Muhammed Vahideddin bin es-Sultan Abdülmecid Han
Kaynak: Yalan Söyleyen Tarih Utansın, Cilt 9, Sayfa: 85-90
Dipnot:
[1] Mondros Mütarekesi
[2] Görüldüğü gibi beyannâmenin dili çok ağırdır. Refik Halid Karay, bu hususa temasla hatıratında der ki: “Şimdi yapılacak en doğru iş, -lisan itibarıyla güçlükle okunup manasını kavramakta epey zorluk çektiğimiz- şu beyannâme hakkında söylenecekleri tarihe bırakmaktır. Ancak tarih inceleyici ilim adamları için bir vazife var. Beyannâme kimin kaleminden çıkmıştır? Bunu meydana koymak, eski padişahla birlikte Hicaz’a kimlerin gittiğini belirttikten sonra yazılış tarzına bakarak o adamların birini seçmektir. Fikrimce bu, daha ziyade resmî kitabete tamamıyla vâkıf bir zatın eseridir. Araya o kitabete pek uygun düşmeyen cümleler karıştırılmışsa da umumi hitabı değiştirilmemiştir. Tarihçi olmadığıma göre ben bu işin ehli değilim, vaktimi de öldüremem. Ancak padişaha yoldaşlık edenler arasında Rıza Tevfik merhumun da bulunduğunu biliyorum amma üslup onunki değil.
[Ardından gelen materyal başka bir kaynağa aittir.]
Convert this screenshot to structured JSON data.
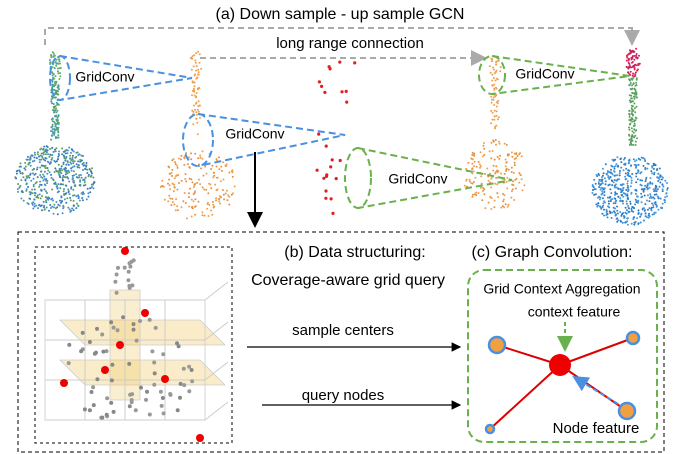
{
  "header": {
    "title": "(a) Down sample - up sample GCN",
    "long_range": "long range connection"
  },
  "gridconv": [
    "GridConv",
    "GridConv",
    "GridConv",
    "GridConv"
  ],
  "panel_b": {
    "title": "(b) Data structuring:",
    "subtitle": "Coverage-aware grid query"
  },
  "arrows": {
    "sample_centers": "sample centers",
    "query_nodes": "query nodes"
  },
  "panel_c": {
    "title": "(c)  Graph Convolution:",
    "aggregation": "Grid Context Aggregation",
    "context": "context feature",
    "node": "Node feature"
  }
}
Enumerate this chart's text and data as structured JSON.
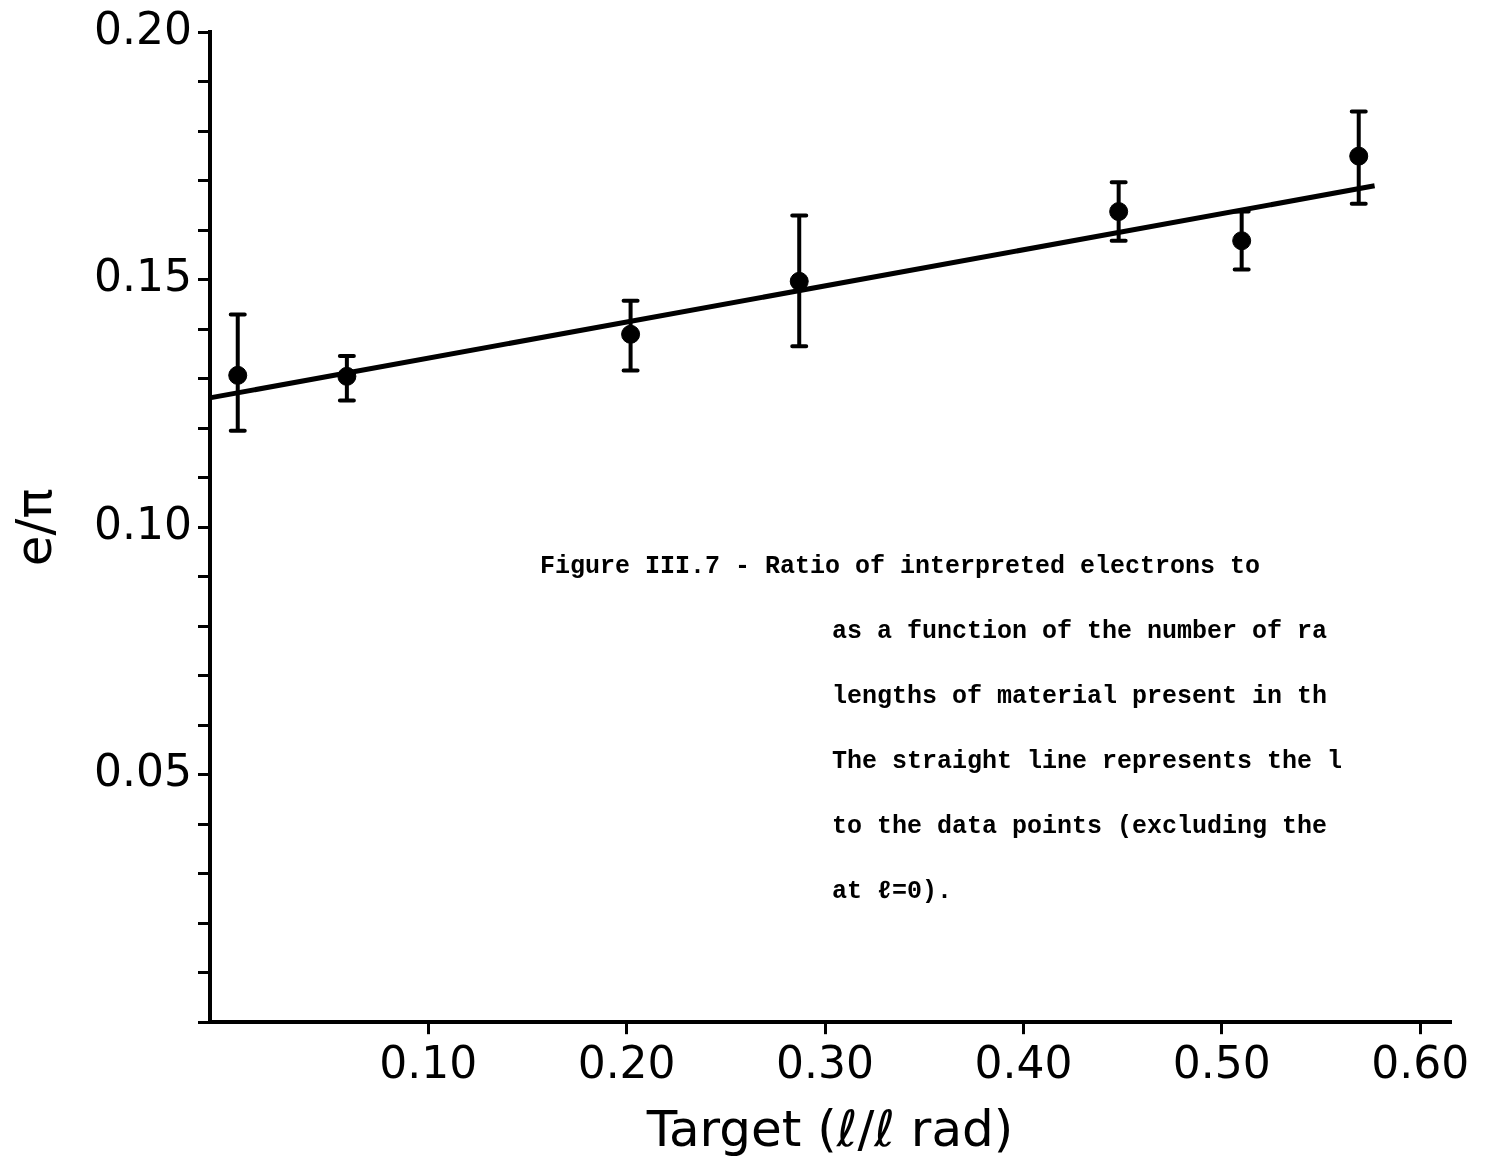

Zaten hasbıhallerinde filozof, Hicaz seyahatini -hatta lüzumsuz noktalara kadar- birçok kere anlattığı, tekrarladığı hâlde bizlere böyle bir beyannâmeden bahsetmedi. Böyle olduğuna göre Rıza Tevfik’in rolü ya hiç yoktur yahut pek siliktir. (...)
Tarih bir taraflı olmakta devam edemez. Uzun zaman yaptığımız hep öyle idi; tek taraftan bakıyorduk, bakmakla da kalmıyor, tek tarafı tutuyorduk, öte tarafa sadece atıp tutuyorduk. Bugün tarafsız görmemize ve düşünmemize elverişli bir devreye eriştiğimiz, yıllar aştığımız, ciddi manasıyla tarihe girmek çağında bulunduğumuz için her noktayı aydınlatacak vesikaları ortaya koyabiliriz. Vahideddin de bir şeyler düşünmüş ve yapmış, söylüyor, dinleriz; bunların tarihe geçmesini de yine tarih namına isteriz.”